Hubo un silencio, y dijo el otro:
     Estoy listo a recorrerlo contigo, aunque debamos caminar muchos años. Déjame cruzar el desierto. Déjame divisar siquiera de lejos la tierra prometida, aunque los astros no me dejen pisarla. Quiero una prueba antes de emprender el camino.
     - ¿Cuándo? –dijo con inquietud Paracelso.
     - Ahora mismo –dijo con brusca decisión el discípulo. 
     Habían empezado hablando en latín; ahora, en alemán.
     El muchacho elevó en el aire la rosa.
     - Es fama –dijo- que puedes quemar una rosa y hacerla resurgir de la ceniza, por otra de tu arte. Déjame ser testigo de ese prodigio. Eso te pido, y te daré después mi vida entera.
     - Eres muy crédulo –dijo el maestro-. No he menester de la credulidad; exijo la fe.
     El otro insistió.
     - Precisamente porque no soy crédulo quiero ver con mis ojos la aniquilación y la resurrección de la rosa.
     Paracelso la había tomado, y al hablar jugaba con ella.
     - Eres crédulo –dijo-. ¿Dices que soy capaz de destruirla?
     - Nadie es incapaz de destruirla –dijo el discípulo.
     - Estás equivocado. ¿Crees, por ventura, que algo puede ser devuelto a la nada? ¿Crees que el primer Adán en el Paraíso pudo haber destruido una sola flor o una brizna de hierba?
     - No estamos en el Paraíso –dijo tercamente el muchacho-, aquí, bajo la luna, todo es mortal.
     Paracelso se había puesto en pie.
     - ¿En qué otro sitio estamos? ¿Crees que la divinidad puede crear un sitio que no sea el Paraíso? ¿Crees que la Caída es otra cosa que ignorar que estamos en el Paraíso?
     - Una rosa puede quemarse –dijo con desafío el discípulo.
     - Aún queda fuego en la chimenea –dijo Paracelso.
     - Si arrojaras esta rosa a las brasas, creerías que ha sido consumida y que la ceniza es verdadera. Te digo que la rosa es eterna y que sólo su apariencia puede cambiar. Me bastaría una palabra para que la vieras de nuevo.
     - ¿Una palabra? –dijo con extrañeza el discípulo-. El atanor está apagado y están llenos de polvo los alambiques. ¿Qué habías para que resurgiera?
     Paracelso le miró con tristeza.
     - El atanor está apagado –repitió- y están llenos de polvo los alambiques. En este tramo de mi larga jornada uso de otros instrumentos.
     - No me atrevo a preguntar cuáles son –dijo el otro con astucia o con humildad.
     - Hablo del que usó la divinidad para crear los cielos y la tierra y el invisible Paraíso en que estamos y que el pecado original nos oculta. Hablo de la Palabra que nos enseña la ciencia de la Cábala.

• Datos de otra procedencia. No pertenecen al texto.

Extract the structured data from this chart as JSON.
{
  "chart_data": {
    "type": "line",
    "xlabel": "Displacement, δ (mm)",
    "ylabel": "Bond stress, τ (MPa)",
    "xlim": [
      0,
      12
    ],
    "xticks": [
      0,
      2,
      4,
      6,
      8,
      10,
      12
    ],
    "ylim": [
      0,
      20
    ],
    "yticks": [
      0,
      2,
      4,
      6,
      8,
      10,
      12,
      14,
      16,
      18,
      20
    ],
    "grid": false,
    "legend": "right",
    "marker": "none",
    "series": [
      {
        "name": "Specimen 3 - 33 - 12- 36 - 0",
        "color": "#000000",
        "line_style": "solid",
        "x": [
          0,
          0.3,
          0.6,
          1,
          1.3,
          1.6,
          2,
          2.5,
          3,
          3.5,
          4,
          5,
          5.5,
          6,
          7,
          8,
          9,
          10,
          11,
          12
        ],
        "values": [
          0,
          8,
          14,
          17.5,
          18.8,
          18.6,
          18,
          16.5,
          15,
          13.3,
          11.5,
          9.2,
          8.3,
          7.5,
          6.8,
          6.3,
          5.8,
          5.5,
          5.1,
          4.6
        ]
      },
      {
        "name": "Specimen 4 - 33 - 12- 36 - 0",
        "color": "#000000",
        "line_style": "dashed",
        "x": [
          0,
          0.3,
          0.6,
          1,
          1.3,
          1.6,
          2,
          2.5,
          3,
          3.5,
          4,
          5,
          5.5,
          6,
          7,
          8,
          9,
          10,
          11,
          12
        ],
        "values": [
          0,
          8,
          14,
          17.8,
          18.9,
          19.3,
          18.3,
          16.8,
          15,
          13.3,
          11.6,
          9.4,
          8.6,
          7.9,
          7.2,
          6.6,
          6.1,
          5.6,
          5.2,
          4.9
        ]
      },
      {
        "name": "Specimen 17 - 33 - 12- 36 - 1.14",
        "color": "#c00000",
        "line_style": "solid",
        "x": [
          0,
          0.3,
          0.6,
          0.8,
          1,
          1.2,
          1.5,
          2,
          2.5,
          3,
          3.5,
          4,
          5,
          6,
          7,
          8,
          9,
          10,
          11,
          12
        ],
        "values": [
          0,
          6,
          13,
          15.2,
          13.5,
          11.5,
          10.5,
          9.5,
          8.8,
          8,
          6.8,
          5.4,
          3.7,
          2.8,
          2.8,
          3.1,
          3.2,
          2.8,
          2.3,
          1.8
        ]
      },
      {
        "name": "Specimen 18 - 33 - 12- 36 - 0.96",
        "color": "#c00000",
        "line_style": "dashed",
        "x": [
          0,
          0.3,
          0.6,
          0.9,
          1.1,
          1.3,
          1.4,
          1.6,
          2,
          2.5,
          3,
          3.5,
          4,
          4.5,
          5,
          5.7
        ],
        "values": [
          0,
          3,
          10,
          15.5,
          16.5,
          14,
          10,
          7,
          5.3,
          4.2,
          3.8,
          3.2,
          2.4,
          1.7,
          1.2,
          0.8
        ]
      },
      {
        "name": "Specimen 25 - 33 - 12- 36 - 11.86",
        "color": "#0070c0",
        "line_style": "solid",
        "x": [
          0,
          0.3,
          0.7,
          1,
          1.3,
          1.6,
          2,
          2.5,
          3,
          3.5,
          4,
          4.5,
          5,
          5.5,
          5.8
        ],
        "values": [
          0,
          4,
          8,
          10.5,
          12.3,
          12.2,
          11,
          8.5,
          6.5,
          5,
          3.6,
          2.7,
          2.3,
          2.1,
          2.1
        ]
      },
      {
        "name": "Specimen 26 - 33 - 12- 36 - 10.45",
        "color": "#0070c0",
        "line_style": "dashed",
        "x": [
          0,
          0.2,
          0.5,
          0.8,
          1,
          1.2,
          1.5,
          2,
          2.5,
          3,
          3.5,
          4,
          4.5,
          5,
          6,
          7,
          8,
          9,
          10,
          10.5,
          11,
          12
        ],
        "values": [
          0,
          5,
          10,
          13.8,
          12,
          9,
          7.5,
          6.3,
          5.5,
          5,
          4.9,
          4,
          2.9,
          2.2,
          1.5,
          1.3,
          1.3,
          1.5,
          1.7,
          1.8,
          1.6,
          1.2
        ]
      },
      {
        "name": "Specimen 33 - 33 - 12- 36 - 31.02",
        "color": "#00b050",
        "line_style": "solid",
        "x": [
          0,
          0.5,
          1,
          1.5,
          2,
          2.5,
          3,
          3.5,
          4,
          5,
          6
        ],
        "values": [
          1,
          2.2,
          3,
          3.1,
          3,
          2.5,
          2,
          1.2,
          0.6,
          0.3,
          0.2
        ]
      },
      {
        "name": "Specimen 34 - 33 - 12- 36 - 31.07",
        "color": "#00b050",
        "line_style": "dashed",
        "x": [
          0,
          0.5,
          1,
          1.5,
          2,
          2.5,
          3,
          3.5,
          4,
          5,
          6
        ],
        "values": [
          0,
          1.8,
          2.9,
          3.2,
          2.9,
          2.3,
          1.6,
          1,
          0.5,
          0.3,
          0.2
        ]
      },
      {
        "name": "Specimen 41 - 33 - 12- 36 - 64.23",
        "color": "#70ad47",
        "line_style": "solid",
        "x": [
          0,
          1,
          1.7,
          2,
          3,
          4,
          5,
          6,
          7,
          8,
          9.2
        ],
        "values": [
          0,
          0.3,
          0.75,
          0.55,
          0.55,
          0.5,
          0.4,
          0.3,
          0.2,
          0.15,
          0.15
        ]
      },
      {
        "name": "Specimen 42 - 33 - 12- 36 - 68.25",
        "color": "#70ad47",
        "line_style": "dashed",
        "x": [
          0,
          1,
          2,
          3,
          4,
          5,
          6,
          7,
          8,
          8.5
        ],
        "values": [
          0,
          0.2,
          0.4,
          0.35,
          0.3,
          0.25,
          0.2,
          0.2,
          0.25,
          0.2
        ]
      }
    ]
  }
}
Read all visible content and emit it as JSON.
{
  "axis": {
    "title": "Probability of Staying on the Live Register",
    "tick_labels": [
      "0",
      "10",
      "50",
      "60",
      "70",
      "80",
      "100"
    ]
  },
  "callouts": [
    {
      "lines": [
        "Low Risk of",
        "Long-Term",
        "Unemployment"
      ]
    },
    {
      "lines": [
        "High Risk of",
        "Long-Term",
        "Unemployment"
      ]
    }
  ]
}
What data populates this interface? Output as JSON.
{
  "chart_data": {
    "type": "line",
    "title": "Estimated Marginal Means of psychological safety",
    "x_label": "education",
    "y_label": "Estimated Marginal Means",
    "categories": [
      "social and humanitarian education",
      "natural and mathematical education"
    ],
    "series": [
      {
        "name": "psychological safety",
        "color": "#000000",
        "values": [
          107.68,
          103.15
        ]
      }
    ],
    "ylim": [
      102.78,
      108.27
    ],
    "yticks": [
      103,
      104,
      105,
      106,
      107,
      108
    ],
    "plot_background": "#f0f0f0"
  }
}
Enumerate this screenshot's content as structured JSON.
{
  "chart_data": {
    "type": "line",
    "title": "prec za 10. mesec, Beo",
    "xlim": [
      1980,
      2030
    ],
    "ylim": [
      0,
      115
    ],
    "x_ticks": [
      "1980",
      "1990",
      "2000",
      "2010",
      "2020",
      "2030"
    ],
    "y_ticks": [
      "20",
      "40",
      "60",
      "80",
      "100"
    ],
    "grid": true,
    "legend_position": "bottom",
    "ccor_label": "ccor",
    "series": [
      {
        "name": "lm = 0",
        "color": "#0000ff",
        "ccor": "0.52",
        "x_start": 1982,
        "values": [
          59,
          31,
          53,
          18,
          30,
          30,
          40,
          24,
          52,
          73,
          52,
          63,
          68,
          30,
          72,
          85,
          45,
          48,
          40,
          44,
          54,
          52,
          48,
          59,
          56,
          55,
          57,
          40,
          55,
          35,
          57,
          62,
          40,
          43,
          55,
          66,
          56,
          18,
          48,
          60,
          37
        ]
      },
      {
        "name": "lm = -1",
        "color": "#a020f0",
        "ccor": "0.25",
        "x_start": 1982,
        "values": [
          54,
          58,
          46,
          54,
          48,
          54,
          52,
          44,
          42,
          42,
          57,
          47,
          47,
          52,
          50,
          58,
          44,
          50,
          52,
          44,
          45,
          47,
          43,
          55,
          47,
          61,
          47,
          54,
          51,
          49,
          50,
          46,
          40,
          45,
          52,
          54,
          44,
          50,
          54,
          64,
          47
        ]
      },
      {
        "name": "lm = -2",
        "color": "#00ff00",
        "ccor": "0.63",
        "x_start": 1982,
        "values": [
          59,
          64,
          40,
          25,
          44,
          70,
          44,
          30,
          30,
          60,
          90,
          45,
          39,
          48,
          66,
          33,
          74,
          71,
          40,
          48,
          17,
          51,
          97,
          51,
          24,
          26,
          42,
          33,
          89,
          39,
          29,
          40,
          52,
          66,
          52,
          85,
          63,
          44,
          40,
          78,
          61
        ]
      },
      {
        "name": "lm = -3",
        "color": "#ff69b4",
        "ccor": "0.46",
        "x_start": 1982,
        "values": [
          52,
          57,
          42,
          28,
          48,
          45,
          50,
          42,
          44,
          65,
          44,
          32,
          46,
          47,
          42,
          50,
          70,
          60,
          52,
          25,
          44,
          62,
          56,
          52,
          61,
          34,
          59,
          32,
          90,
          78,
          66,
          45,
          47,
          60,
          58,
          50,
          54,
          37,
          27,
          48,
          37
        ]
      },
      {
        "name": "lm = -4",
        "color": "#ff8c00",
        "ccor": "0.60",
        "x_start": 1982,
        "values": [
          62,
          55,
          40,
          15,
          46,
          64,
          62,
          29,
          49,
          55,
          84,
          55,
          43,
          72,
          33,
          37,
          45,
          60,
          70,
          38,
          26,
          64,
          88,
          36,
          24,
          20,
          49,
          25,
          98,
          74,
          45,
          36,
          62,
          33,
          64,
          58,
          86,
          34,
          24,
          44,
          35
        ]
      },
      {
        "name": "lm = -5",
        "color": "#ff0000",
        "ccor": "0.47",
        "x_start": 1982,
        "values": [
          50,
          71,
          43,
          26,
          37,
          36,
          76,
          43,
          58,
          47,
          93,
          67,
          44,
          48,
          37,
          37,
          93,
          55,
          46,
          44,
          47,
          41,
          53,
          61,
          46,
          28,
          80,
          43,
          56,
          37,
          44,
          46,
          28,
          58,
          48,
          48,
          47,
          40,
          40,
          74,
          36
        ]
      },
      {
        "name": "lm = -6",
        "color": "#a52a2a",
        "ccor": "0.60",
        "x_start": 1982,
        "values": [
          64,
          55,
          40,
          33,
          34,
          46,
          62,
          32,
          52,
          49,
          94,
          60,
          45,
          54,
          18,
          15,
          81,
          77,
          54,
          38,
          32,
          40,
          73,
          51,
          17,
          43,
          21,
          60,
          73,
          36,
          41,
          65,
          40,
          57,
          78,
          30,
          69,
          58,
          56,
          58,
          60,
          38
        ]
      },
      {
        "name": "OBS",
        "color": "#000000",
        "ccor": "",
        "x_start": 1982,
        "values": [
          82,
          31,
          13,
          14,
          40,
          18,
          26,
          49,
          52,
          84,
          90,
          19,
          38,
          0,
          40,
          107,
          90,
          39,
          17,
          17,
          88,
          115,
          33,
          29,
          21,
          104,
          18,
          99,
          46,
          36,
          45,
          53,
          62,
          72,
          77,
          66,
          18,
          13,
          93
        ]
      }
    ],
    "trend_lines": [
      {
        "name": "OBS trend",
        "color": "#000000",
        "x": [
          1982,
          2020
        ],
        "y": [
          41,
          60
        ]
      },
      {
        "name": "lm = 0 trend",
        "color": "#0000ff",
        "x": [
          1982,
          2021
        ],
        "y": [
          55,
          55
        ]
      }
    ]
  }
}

El discípulo dijo con frialdad:
     - Te pido la merced de mostrarme la desaparición y aparición de la rosa. No me importa que operes con alquitaras o con el Verbo.

Paracelso reflexionó. Al cabo, dijo:
     - Si yo lo hiciera, dirías que se trata de una apariencia impuesta por la magia de tus ojos. El prodigio no te daría la fe que buscas. Deja, pues, la rosa.

El joven lo miró, siempre receloso. El maestro alzó la voz y le dijo:
     - Además, ¿quién eres tú para entrar en la casa de un maestro y exigirle un prodigio? ¿Qué has hecho para merecer semejante don?

El otro replicó, tembloroso:
     - Ya sé que no he hecho nada. Te pido en nombre de los muchos años que estudiaré a tu sombra que me dejes ver la ceniza y después la rosa. No te pediré nada más. Creeré en el testimonio de mis ojos.
     Tomó con brusquedad la rosa encarnada que Paracelso había dejado sobre el pupitre y la arrojó a las llamas. El color se perdió y sólo quedó un poco de ceniza. Durante un instante infinito esperó las palabras y el milagro.
     Paracelso no se había inmutado. Dijo con curiosa llaneza:
     - Todos los médicos y todos los boticarios de Basilea afirman que soy un embaucador. Quizá estén en lo cierto. Ahí está la ceniza que fue la rosa y que no lo será.
     El muchacho sintió vergüenza. Paracelso era un charlatán o un mero visionario y él, un intruso, había franqueado su puerta y lo obligaba ahora a confesar que sus famosas artes mágicas eran vanas.
     Se arrodilló, y le dijo:
     - He obrado imperdonablemente. Me ha faltado la fe, que el Señor exigía de los creyentes. Deja que siga viendo la ceniza. Volveré cuando sea más fuerte y seré tu discípulo y al cabo del Camino veré la rosa.
     Hablaba con genuina pasión, pero esa pasión era la piedad que le inspiraba el viejo maestro, tan venerado, tan agredido, tan insigne y por ende tan hueco. ¿Quién era él, Johannes Grisebach, para descubrir con mano sacrílega que detrás de la máscara no había nadie?
     Dejarle las monedas de oro sería una limosna. Las retomó al salir. Paracelso lo acompañó hasta el pie de la escalera y le dijo que en esa casa siempre sería bienvenido. Ambos sabían que no volverían a verse.
     Paracelso se quedó solo. Antes de apagar la lámpara y de sentarse en el fatigado sillón, volcó el tenue puñado de ceniza en la mano cóncava y dijo una palabra en voz baja. La rosa resurgió.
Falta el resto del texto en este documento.